We Are All Survivors is a collection of essays exploring the role of folklore in the wake of disaster. Contributors include scholars from the United States and Japan who have long worked with disaster-stricken communities or are disaster survivors themselves; individual chapters address Hurricane Katrina, Hurricane Maria, and two earthquakes in Japan, including the earthquake, tsunami, and nuclear disaster of 2011. Adapted from a 2017 special issue of Fabula (from the International Society for Folk Narrative Research), the book includes a revised introduction, an additional chapter with original illustrations, and a new conclusion considering how folklorists are documenting the COVID-19 pandemic.

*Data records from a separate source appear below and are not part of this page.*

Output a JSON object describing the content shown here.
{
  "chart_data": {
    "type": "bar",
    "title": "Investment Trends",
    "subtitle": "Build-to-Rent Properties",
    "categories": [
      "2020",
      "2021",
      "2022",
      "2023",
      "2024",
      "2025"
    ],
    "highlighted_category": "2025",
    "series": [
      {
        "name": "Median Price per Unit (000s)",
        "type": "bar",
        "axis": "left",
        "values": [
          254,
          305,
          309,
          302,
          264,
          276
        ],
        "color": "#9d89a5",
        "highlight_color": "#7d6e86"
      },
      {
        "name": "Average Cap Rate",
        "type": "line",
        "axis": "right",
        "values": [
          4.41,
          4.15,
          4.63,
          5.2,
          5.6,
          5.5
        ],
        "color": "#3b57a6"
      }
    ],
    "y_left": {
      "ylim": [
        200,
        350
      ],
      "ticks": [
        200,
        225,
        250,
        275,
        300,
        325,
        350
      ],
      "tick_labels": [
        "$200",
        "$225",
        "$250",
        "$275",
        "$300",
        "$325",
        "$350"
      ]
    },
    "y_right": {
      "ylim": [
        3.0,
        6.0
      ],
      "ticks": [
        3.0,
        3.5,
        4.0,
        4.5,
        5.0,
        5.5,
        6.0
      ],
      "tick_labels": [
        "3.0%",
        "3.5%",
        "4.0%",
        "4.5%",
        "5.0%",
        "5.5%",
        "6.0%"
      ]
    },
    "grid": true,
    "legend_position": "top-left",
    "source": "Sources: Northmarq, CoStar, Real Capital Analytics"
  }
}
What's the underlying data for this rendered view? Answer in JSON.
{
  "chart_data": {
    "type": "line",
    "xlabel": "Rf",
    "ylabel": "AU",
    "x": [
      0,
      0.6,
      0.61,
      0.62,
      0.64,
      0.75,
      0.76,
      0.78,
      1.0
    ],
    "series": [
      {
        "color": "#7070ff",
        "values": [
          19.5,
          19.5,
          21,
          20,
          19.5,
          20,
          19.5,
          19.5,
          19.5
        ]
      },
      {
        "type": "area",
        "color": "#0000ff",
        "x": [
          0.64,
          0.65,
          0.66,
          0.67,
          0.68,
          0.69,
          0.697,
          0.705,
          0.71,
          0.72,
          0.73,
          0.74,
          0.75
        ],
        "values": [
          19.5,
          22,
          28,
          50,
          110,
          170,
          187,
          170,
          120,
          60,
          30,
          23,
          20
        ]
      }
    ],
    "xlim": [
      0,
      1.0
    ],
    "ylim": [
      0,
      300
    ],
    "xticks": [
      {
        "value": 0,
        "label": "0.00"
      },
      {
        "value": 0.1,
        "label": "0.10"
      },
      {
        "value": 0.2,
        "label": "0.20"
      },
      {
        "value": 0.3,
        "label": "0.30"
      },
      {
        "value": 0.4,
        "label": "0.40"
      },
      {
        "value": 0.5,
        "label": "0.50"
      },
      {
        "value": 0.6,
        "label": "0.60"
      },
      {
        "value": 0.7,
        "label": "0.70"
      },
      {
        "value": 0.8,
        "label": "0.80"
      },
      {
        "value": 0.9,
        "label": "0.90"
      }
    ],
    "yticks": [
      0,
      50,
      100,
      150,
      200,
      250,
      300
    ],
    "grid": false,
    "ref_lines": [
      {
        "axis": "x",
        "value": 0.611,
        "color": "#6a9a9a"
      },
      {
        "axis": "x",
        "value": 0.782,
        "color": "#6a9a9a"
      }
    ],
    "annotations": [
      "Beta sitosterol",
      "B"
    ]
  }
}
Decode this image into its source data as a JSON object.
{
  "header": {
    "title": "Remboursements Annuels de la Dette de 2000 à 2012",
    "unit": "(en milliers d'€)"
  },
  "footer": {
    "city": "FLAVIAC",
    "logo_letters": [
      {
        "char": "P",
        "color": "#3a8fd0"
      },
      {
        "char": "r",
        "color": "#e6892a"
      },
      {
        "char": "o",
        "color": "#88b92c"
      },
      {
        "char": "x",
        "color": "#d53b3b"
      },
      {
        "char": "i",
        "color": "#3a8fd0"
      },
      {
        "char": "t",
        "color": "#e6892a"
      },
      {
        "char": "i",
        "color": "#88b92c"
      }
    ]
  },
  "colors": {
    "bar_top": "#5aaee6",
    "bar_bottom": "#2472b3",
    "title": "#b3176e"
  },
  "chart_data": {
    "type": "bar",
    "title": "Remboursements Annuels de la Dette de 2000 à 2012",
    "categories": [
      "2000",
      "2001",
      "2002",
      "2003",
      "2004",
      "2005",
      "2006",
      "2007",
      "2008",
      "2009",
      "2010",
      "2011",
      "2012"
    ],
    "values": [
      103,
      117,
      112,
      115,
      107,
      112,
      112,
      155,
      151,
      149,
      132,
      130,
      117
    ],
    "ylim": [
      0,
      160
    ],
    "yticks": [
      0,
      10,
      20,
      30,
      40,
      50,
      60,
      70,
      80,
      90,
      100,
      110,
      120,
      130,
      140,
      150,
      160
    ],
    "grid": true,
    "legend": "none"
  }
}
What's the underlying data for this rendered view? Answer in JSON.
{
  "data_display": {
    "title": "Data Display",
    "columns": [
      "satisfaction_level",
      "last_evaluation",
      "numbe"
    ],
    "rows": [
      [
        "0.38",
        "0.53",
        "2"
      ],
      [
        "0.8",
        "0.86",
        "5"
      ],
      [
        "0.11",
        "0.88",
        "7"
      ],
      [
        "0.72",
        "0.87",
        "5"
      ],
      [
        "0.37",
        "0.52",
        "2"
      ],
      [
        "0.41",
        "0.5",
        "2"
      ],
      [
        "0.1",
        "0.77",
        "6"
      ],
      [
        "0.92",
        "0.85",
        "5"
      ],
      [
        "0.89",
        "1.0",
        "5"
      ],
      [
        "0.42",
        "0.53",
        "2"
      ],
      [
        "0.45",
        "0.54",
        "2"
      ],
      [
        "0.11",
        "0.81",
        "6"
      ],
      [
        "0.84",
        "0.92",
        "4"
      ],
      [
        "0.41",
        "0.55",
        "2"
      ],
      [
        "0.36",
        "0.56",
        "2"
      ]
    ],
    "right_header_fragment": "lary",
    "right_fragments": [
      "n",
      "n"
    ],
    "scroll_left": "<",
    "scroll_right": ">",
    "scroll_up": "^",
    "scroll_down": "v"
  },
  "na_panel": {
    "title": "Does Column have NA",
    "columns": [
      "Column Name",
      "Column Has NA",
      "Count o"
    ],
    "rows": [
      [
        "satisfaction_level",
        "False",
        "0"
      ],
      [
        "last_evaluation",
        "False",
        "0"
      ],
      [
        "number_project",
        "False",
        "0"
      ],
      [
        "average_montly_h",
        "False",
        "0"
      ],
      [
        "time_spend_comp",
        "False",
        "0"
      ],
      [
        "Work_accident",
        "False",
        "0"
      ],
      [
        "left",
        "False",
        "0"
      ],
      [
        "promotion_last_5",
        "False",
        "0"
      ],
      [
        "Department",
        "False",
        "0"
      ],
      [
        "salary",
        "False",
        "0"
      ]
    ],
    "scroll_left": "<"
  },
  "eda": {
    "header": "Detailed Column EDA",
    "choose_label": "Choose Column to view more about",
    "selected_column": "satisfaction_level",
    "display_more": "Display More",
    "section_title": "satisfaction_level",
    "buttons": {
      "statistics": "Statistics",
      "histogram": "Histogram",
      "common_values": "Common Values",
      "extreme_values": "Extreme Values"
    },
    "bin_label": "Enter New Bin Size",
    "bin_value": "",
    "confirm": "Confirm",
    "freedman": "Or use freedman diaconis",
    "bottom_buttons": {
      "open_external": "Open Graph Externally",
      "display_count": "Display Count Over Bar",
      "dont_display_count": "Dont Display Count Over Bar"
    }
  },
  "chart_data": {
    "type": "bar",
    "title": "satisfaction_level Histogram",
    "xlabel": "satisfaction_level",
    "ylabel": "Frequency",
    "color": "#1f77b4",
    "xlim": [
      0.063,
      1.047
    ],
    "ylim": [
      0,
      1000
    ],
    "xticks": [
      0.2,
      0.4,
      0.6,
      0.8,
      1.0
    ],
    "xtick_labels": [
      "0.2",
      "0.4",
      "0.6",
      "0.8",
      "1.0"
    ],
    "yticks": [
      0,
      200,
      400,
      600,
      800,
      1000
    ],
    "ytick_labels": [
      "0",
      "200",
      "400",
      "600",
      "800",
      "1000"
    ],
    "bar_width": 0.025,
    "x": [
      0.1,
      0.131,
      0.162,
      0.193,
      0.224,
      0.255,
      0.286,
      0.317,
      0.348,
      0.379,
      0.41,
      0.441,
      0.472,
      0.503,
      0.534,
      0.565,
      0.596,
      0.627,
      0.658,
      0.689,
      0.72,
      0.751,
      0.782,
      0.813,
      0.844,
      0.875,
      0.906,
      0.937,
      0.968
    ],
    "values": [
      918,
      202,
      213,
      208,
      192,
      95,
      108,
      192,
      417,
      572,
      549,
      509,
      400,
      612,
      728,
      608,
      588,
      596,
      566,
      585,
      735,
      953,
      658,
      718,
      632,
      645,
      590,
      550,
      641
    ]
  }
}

We Are All Survivors bears witness to survivors' expressions of remembrance, grieving, and healing.

Carl Lindahl is Martha Gano Houstoun Research Professor in English at the University of Houston, cofounder of the disaster response project Surviving Katrina and Rita in Houston, and founder of the earthquake response project Memwa Ayisyen / Haitian Memory. He is author (with B. J. Ancelet and M. Gaudet) of Second Line Rescue: Improvised Responses to Katrina and Rita.

Michael Dylan Foster is Professor in the Department of East Asian Languages and Cultures at the University of California, Davis. He is author of The Book of Yōkai: Mysterious Creatures of Japanese Folklore and co-editor (with Lisa Gilman) of UNESCO on the Ground: Local Perspectives on Intangible Cultural Heritage.

Kate Parker Horigan is Associate Professor in the Department of Folk Studies and Anthropology at Western Kentucky University. She is author of Consuming Katrina: Public Disaster and Personal Narrative.